Relinquished parental rights
The Indian Child Welfare Act was a response to decades of often abusive social service practices that resulted in the separation of large numbers of native youngsters from their families, in many cases to non-Native American homes.
The legislation was designed to "promote the stability and security of Indian tribes and Indian families by the establishment of minimum federal standards to prevent the arbitrary removal of Indian children from their families and tribes and to ensure that measures which prevent the breakup of Indian families are followed in child custody proceedings."
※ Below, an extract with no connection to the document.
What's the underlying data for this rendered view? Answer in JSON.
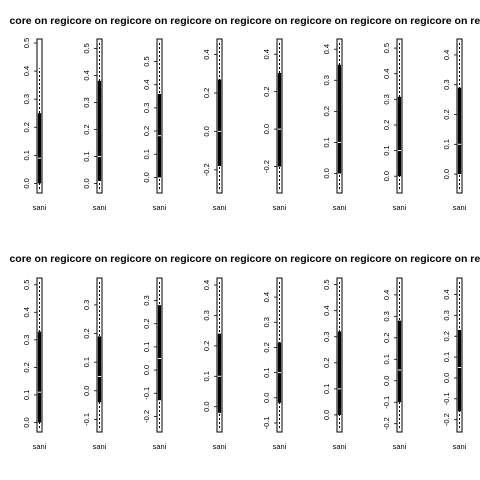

Brown's relationship within the "federally recognized government" of the Cherokee Nation means Veronica is a member of the tribe and subject to its jurisdiction.
"It's not anyone's intent ever to rip a child away from a loving home," said Todd Hembree, the Tahlequah, Oklahoma-based tribe's attorney general. "But we want to make sure those loving homes have the opportunity to be Indian homes first."
But Brown argued he successfully established paternity under state law, and qualified as a "parent" under the tribal statute, thereby giving him proper control and custody of his daughter.
He agreed to relinquish his parental rights in exchange for not paying child support, but said the mother never indicated she intended unilaterally to give the child up for adoption.
And Brown claims the biological mother tried to "conceal" his Indian heritage during the adoption process with the Capobiancos.